A person’s appetite for financial risk—in other words how conservative or aggressive they are—is generally thought to correlate with the amount of return they have when investing. Of course, more risk doesn’t always mean more reward. In fact, the more effective application of risk appetite is in understanding your personal risk tolerance and how that should apply to your investment strategy—not the other way around. Understanding your appetite for risk is an important factor in making decisions about your portfolio, especially during times of change and volatility in the market.
There are many different approaches to assessing your appetite for risk, all which vary significantly from person-to-person. However, there are three factors that should be considered across the board:
Time Horizon: This metric looks at the amount of time your money will be invested. The shorter your horizon, the less likely the market has time to correct itself to allow you to recoup any potential losses. That means that for shorter-term commitments—for example, in the event that an investor is looking to withdraw the money for a large purchase in the near future—it’s generally smarter to go with more conservative investment strategies. A longer time horizon, on the other hand, is conducive to riskier or more aggressive investment strategies, because the market can go through multiple fluctuations before that money needs to be accessed.
Amount you have to risk: This is directly related to a person’s risk tolerance. Essentially, the more money you can afford to lose or, at the very least, tie up for a significant period of time, the higher your risk tolerance. It’s important to consider this in advance so that you avoid getting into a situation in which you have to sell off any stocks or investments, and get forced out of a position too early in order to have access to liquid funds.
The goal of the investment: What are your goals for your investments? This is a simple question that often gets overlooked. For many the goal is not to “beat the market” or raise as much money as possible. Some investors have a specific target in mind that correlates with a life goal, and targeting a specific return is often much more effective than trying to make the most money possible. Once you understand this, you may be better able to structure your investments with this knowledge in mind.
Of course, investors should also determine their personal comfort level with investing, as unrelated to the more tangible parameters of the time horizon and amount they have to risk. Even those with a relatively long time horizon and a significant amount to invest may find that they’re more comfortable doing so conservatively. In these instances, it becomes important to listen to your intuition because your relationship with your money is intensely personal. In considering your personal comfort, consider what keeps you up at night, and what you like or don’t like about your current financial situation. A proper assessment of your appetite for risk should take into account these very important factors, which are often a little more difficult to pin point.

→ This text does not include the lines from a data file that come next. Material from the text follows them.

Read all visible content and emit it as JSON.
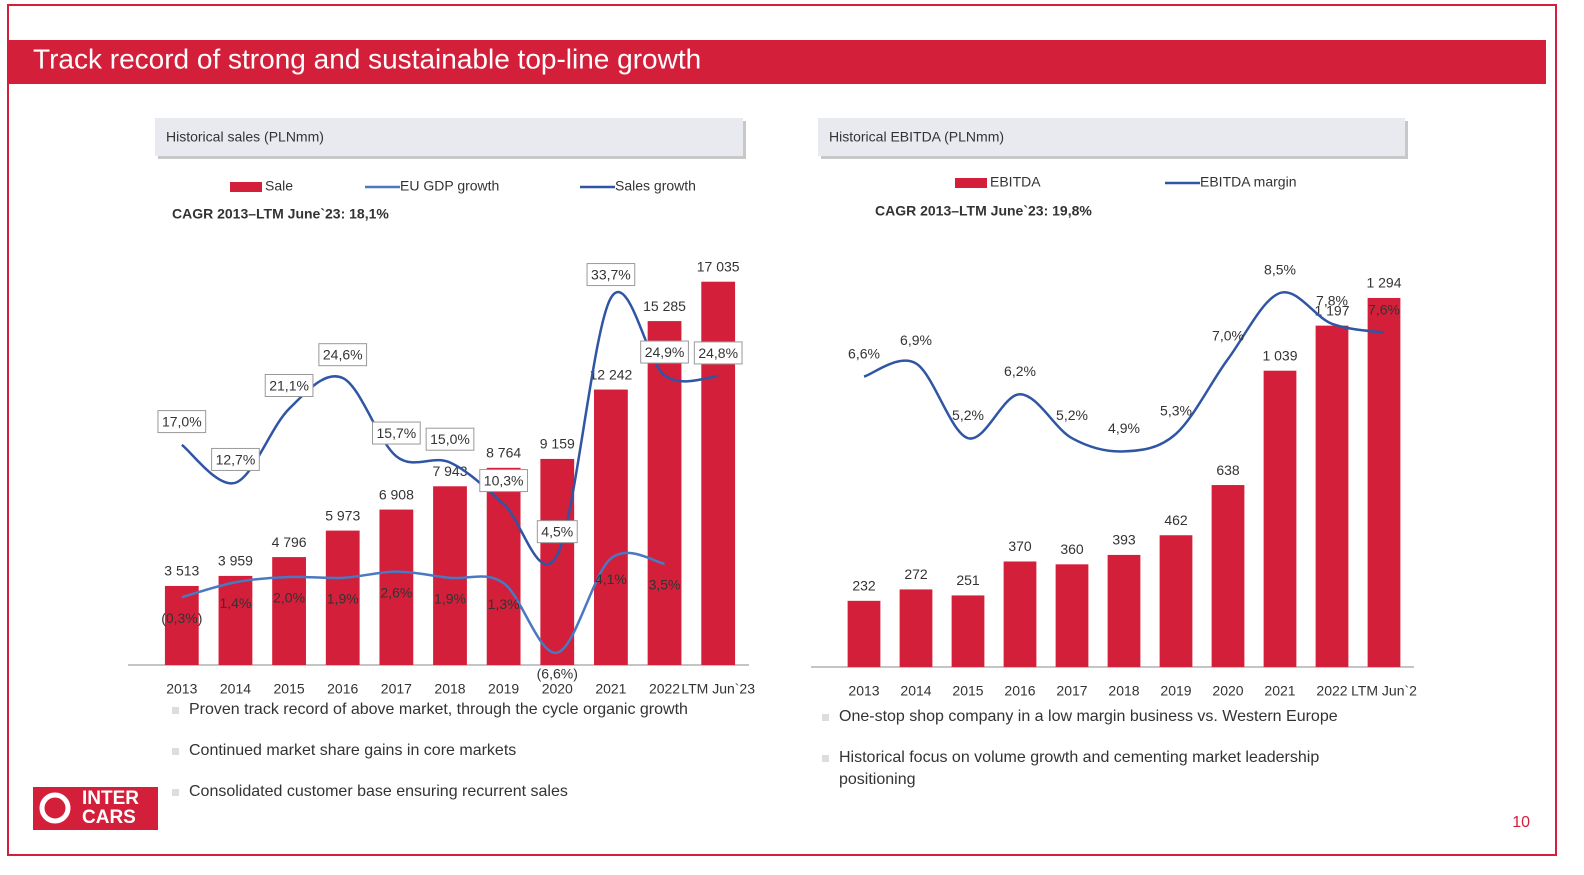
{
  "header": {
    "title": "Track record of strong and sustainable top-line growth"
  },
  "chart_data": [
    {
      "type": "bar",
      "title": "Historical sales (PLNmm)",
      "subtitle": "CAGR 2013–LTM June`23: 18,1%",
      "categories": [
        "2013",
        "2014",
        "2015",
        "2016",
        "2017",
        "2018",
        "2019",
        "2020",
        "2021",
        "2022",
        "LTM Jun`23"
      ],
      "series": [
        {
          "name": "Sale",
          "type": "bar",
          "color": "#d31f3a",
          "values": [
            3513,
            3959,
            4796,
            5973,
            6908,
            7943,
            8764,
            9159,
            12242,
            15285,
            17035
          ],
          "value_labels": [
            "3 513",
            "3 959",
            "4 796",
            "5 973",
            "6 908",
            "7 943",
            "8 764",
            "9 159",
            "12 242",
            "15 285",
            "17 035"
          ]
        },
        {
          "name": "EU GDP growth",
          "type": "line",
          "axis": "y2",
          "color": "#4a78c2",
          "values": [
            -0.3,
            1.4,
            2.0,
            1.9,
            2.6,
            1.9,
            1.3,
            -6.6,
            4.1,
            3.5,
            null
          ],
          "value_labels": [
            "(0,3%)",
            "1,4%",
            "2,0%",
            "1,9%",
            "2,6%",
            "1,9%",
            "1,3%",
            "(6,6%)",
            "4,1%",
            "3,5%",
            null
          ]
        },
        {
          "name": "Sales growth",
          "type": "line",
          "axis": "y2",
          "color": "#2f55a4",
          "values": [
            17.0,
            12.7,
            21.1,
            24.6,
            15.7,
            15.0,
            10.3,
            4.5,
            33.7,
            24.9,
            24.8
          ],
          "value_labels": [
            "17,0%",
            "12,7%",
            "21,1%",
            "24,6%",
            "15,7%",
            "15,0%",
            "10,3%",
            "4,5%",
            "33,7%",
            "24,9%",
            "24,8%"
          ]
        }
      ],
      "ylim": [
        0,
        18000
      ],
      "y2lim": [
        -8,
        38
      ]
    },
    {
      "type": "bar",
      "title": "Historical EBITDA (PLNmm)",
      "subtitle": "CAGR 2013–LTM June`23: 19,8%",
      "categories": [
        "2013",
        "2014",
        "2015",
        "2016",
        "2017",
        "2018",
        "2019",
        "2020",
        "2021",
        "2022",
        "LTM Jun`2"
      ],
      "series": [
        {
          "name": "EBITDA",
          "type": "bar",
          "color": "#d31f3a",
          "values": [
            232,
            272,
            251,
            370,
            360,
            393,
            462,
            638,
            1039,
            1197,
            1294
          ],
          "value_labels": [
            "232",
            "272",
            "251",
            "370",
            "360",
            "393",
            "462",
            "638",
            "1 039",
            "1 197",
            "1 294"
          ]
        },
        {
          "name": "EBITDA margin",
          "type": "line",
          "axis": "y2",
          "color": "#2f55a4",
          "values": [
            6.6,
            6.9,
            5.2,
            6.2,
            5.2,
            4.9,
            5.3,
            7.0,
            8.5,
            7.8,
            7.6
          ],
          "value_labels": [
            "6,6%",
            "6,9%",
            "5,2%",
            "6,2%",
            "5,2%",
            "4,9%",
            "5,3%",
            "7,0%",
            "8,5%",
            "7,8%",
            "7,6%"
          ]
        }
      ],
      "ylim": [
        0,
        1350
      ],
      "y2lim": [
        0,
        8.75
      ]
    }
  ],
  "bullets_left": [
    "Proven track record of above market, through the cycle organic growth",
    "Continued market share gains in core markets",
    "Consolidated customer base ensuring recurrent sales"
  ],
  "bullets_right": [
    "One-stop shop company in a low margin business vs. Western Europe",
    "Historical focus on volume growth and cementing market leadership positioning"
  ],
  "logo": {
    "line1": "INTER",
    "line2": "CARS"
  },
  "page_number": "10"
}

As such, a good financial advisor or wealth manager will want a comprehensive account of your past investment experiences—what types of accounts you’ve held and what types of investing you’ve done. Your previous behaviors in these situations will help advisors work in partnership with you to determine the best approach moving forward. For example, many investors who are of retirement age are looking for conservative investment strategies based on their shorter time horizon, so they focus on more conservative strategies like fixed hybrid annuities and moderately positioned securities. A younger investor with a longer time horizon and greater income, may invest more aggressively—again, dependent on his or her goals and appetite for risk.
If you want to know more about your own appetite for risk, there are plenty of resources that can provide more insight into this area, such as, this Investment Risk Tolerance Quiz developed by Rutgers University, or another assessment developed by CNBC’s Money Control. However, the best approach is probably to work with a professional advisor or investment expert who can evaluate your appetite for risk in conjunction with an extensive understanding of the industry and market.
No matter what your risk appetite, the world of financial investing has changed a good deal over the last decade. This changes people’s relationship to money and as advisors we have to be cognizant of that, because it is ultimately what controls investors’ comfort level and their perception of their own success. A crucial piece of this involves understanding each client’s appetite for risk.